Archive for April, 2016

Tracking Congressional Phones

Monday, April 18th, 2016

Karsten Nohl (SRG CpE PhD 2009) was on CBS’ 60 Minutes (April 17) as their “Moment of the Week”: Hacking into a congressman’s phone.


We heard we could find some of the world’s best hackers in Germany. So we headed for Berlin. Just off a trendy street and through this alley we rang the bell at the door of a former factory. That’s where we met Karsten Nohl, a German hacker, with a doctorate in computer engineering from the University of Virginia.

hackingyourphone.jpg

Karsten demonstrated to the reporter how to track a Congressman’s location and listen in on phone conversations using SS7 vulnerabilities (for a real Congressman, Ted Liu of California, who actually has a CS degree). With permission, of course!

We wanted to see whether Nohl’s group could actually do what they claimed — so we sent an off-the-shelf iPhone from 60 Minutes in New York to Representative Ted Lieu, a congressman from California. He has a computer science degree from Stanford and is a member of the House committee that oversees information technology. He agreed to use our phone to talk to his staff knowing they would be hacked and they were. All we gave Nohl, was the number of the 60 Minutes iPhone that we lent the congressman.

An excerpt from the show was also the 60 Minutes Moment of the Week.

An exercise in password security went terribly wrong, security experts say

Friday, April 1st, 2016

PCWord has a story about CNBC’s attempt to “help” people measure their password security: CNBC just collected your password and shared it with marketers: An exercise in password security went terribly wrong, security experts say, 29 March 2016.

Adrienne Porter Felt, a software engineer with Google’s Chrome security team, spotted that the article wasn’t delivered using SSL/TLS (Secure Socket Layer/Transport Layer Security) encryption.

SSL/TLS encrypts the connection between a user and a website, scrambling the data that is sent back and forth. Without SSL/TLS, someone one the same network can see data in clear text and, in this case, any password sent to CNBC.

“Worried about security? Enter your password into this @CNBC website (over HTTP, natch). What could go wrong,” Felt wrote on Twitter. “Alternately, feel free to tweet your password @ me and have the whole security community inspect it for you.”

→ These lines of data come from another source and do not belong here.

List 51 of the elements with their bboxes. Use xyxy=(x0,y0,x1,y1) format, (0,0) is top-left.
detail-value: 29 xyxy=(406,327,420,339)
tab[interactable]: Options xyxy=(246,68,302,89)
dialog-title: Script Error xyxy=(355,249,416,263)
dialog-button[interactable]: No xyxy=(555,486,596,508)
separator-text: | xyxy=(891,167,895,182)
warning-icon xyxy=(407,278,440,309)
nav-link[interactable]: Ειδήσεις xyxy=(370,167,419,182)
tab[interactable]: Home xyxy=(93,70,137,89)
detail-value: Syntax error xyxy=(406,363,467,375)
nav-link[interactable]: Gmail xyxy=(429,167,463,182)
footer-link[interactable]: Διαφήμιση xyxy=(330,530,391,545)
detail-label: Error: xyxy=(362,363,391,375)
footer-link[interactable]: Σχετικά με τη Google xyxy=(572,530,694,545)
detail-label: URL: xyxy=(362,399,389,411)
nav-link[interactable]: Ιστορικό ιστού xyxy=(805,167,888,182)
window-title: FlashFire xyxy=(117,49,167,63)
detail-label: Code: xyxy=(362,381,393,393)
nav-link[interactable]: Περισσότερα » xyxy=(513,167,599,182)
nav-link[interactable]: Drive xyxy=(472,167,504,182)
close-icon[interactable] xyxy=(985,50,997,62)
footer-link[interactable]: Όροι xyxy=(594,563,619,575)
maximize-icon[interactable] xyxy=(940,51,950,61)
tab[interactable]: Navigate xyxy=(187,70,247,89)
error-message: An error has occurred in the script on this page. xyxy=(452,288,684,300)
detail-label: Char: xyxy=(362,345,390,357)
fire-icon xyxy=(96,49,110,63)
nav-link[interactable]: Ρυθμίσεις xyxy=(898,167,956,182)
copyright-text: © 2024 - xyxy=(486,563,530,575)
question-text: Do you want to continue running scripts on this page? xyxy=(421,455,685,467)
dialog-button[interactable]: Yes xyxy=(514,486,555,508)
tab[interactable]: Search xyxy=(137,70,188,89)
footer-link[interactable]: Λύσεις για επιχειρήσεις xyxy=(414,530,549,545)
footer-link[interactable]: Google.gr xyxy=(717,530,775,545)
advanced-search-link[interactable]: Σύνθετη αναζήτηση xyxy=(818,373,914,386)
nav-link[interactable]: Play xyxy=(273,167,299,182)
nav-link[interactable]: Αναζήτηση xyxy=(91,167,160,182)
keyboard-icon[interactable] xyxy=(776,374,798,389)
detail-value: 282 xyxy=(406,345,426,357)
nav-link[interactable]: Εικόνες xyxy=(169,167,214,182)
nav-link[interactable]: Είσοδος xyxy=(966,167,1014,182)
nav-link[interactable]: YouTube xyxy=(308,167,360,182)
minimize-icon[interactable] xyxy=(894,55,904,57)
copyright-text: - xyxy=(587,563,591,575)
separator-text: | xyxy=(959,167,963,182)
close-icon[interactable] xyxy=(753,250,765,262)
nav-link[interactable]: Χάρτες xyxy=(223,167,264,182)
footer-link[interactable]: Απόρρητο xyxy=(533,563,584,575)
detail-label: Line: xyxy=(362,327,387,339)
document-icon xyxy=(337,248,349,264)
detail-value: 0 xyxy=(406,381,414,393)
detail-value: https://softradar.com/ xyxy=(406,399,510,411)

The form also sent passwords to advertising networks and other parties with trackers on CNBC’s page, according to Ashkan Soltani, a privacy and security researcher, who posted a screenshot.

Despite saying the tool would not store passwords, traffic analysis showed it was actually storing them in a Google Docs spreadsheet, according to Kane York, who works on the Let’s Encrypt project.

(Posted on April 1, but this is actually a real story, as hard as that might be to believe.)